India keeps historic date with Mars

Mangalyaan cost $74 million, making it the world's cheapest interplanetary mission

September 24, 2014 10:42 am | Updated November 27, 2021 06:56 pm IST - Bangalore

Scientists at Bangalore ISRO cheering India's historic achievement. Photo: K. Murali Kumar

Scientists at Bangalore ISRO cheering India's historic achievement. Photo: K. Murali Kumar

Everyone sat glued to their seats, anxious and tense at the Mission Operations Complex-2 (MOX-2), the nerve entre of India’s Mars mission on Wednesday morning.
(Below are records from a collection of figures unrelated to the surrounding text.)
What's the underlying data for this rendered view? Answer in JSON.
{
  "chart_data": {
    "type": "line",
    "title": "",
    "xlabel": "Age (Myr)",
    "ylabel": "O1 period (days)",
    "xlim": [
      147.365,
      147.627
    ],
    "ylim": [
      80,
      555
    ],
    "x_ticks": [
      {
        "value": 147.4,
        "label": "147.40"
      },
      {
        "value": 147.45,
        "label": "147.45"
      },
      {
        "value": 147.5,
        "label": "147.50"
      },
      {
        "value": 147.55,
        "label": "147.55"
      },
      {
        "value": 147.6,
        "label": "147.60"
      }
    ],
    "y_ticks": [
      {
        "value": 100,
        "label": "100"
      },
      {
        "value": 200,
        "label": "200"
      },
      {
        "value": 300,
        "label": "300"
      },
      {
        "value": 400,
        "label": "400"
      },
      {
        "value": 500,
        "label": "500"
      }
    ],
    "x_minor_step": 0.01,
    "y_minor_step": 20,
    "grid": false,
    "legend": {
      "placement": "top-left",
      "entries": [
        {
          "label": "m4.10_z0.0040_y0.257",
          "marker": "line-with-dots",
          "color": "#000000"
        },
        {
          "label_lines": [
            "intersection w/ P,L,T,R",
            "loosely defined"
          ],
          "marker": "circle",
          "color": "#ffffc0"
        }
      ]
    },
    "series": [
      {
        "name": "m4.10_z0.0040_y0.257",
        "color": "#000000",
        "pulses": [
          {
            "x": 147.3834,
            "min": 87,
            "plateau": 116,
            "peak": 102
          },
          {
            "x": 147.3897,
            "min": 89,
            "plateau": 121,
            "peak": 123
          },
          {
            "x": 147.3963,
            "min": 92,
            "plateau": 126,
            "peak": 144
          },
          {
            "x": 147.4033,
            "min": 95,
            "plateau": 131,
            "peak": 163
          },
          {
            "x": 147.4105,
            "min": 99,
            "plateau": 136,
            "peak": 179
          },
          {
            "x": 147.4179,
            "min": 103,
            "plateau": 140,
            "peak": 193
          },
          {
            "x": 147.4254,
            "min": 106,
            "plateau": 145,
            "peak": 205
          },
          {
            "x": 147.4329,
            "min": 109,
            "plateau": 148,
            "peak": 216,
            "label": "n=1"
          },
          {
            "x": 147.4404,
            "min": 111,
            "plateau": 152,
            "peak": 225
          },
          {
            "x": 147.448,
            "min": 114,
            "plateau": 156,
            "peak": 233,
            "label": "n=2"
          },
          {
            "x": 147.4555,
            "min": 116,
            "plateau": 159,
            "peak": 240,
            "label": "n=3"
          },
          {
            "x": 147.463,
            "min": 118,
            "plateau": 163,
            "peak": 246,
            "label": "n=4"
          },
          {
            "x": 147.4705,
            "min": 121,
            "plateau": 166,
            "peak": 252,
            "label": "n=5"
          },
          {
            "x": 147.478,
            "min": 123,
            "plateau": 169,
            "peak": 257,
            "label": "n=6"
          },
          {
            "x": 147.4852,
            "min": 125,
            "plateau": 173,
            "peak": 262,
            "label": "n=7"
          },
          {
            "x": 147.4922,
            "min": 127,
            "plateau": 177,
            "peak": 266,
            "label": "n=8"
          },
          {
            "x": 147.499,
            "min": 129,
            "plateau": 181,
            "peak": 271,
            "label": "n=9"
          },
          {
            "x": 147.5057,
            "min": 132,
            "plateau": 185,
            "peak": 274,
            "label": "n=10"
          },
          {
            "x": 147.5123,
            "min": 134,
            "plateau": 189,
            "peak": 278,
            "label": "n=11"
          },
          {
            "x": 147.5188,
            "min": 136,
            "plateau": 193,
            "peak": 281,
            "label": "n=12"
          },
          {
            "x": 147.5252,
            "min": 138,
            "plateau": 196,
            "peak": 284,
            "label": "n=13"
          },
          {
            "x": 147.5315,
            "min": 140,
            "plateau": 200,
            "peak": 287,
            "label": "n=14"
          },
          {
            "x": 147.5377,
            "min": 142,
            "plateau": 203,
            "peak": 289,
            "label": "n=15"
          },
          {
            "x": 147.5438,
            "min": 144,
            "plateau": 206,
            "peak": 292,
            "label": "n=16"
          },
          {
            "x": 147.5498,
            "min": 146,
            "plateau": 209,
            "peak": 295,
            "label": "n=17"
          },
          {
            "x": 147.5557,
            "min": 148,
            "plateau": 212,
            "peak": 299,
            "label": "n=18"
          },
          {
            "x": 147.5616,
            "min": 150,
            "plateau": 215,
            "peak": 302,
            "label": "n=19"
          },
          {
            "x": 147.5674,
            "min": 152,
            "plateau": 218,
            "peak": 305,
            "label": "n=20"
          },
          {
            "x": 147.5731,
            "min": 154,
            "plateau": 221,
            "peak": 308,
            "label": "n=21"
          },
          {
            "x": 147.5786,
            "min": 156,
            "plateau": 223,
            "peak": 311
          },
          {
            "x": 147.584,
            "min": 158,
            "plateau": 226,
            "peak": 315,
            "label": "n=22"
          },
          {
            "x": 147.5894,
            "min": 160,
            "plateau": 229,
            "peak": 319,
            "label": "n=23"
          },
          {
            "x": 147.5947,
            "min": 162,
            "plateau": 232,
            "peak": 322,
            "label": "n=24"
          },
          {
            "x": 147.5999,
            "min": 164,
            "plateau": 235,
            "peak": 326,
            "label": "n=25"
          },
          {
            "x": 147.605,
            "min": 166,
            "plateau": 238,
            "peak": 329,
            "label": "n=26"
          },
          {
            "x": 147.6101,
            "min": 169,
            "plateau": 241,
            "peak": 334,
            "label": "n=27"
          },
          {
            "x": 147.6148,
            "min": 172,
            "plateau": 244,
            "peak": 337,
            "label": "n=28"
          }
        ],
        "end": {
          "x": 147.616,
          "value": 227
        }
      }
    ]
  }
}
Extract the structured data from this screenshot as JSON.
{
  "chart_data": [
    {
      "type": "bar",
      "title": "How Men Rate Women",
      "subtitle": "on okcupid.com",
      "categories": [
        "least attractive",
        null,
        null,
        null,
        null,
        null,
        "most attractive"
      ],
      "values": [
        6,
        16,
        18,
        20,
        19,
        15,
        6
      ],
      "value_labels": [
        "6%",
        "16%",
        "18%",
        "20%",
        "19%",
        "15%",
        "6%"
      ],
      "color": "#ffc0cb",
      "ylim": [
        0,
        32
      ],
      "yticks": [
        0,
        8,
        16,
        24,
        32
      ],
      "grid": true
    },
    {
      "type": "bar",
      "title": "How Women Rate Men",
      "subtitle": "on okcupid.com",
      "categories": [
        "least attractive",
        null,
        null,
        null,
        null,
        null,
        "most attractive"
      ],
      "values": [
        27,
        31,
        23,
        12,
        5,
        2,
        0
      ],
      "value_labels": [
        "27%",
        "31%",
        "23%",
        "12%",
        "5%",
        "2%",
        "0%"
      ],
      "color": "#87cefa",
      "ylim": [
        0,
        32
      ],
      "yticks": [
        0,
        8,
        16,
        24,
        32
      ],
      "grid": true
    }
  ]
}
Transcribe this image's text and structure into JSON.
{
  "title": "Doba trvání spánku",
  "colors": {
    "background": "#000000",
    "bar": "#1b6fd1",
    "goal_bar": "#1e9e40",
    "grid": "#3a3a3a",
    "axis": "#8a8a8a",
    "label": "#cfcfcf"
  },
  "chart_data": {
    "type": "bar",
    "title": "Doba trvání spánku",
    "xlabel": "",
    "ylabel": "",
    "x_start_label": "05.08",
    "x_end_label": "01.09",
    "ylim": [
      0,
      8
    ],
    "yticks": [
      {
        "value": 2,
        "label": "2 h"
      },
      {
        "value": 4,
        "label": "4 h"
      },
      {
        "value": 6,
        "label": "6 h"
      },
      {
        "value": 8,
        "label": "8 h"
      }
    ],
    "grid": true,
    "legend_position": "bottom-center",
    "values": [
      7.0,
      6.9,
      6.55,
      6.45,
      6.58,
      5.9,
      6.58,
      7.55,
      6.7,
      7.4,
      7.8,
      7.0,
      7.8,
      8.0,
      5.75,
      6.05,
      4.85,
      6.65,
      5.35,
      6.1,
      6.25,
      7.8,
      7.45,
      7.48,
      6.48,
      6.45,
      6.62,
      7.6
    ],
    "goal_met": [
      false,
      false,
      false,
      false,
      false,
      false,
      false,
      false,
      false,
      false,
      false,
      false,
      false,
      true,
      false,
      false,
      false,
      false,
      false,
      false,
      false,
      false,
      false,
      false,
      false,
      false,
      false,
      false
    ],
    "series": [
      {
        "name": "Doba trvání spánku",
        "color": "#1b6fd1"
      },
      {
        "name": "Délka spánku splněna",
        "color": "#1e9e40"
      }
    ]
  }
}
There was just one question on everybody’s mind: will it happen?

The answer came through Indian Space Research Organisation (ISRO) Chairman K. Radhakrishnan’s intercom. Mission Director V. Kesava Raju had given the thumbs up. The Chairman nodded calmly, went up to Prime Minister Narendra Modi and spoke a few words. A jubilant Mr. Modi hugged him, raised a fist and patted him on the back.

The gesture made it official. At 7.59 a.m., India had accomplished a gigantic feat of putting a spacecraft in orbit around Mars in its first attempt.

Around 150 ISRO engineers at MOX-2 and the neighbouring Mission Analysis Centre (MOX-1), where the media waited, broke into applause. “MOM successfully enters Martian orbit,” ISRO flashed on its monitors.

Dr. Radhakrishnan later told The Hindu, “We have done our best. India is great.”

The tryst with the Red Planet came 10 months after the ISRO launched its first orbiter to Mars on November 5 last year. But the final critical moment was at 7.17 a.m., when the main Liquid Apogee Motor (LAM) and the eight small thrusters on the orbiter ignited simultaneously and enabled the crucial manoeuvre.

All the engines fired flawlessly for 24 minutes and reduced the spacecraft’s velocity by 1.09 km per second; this contained the spacecraft in an orbit around Mars.

Praise for feat

Mr. Modi commended the ISRO scientists on “their incredible” feat. “MOM has met Mars. India has successfully reached Mars. History has been created today. We have reached the unknown and achieved the impossible,” he exulted.

“I am living my dream,” said MOM Project Director S. Arunan. Mr. Kesavara Raju called it “a great achievement for the country.”

The former Soviet Union and the U.S, who began their Mars pursuits in the 1960s, as well as Japan and China, failed in their first attempt to put their spacecraft into Martian orbit. The US Mariner-3 failed in 1964 and the Japanese Nozomi did not make it in 1998. Russia’s Phobos-Grunt mission, with a Chinese payload, failed in 2011.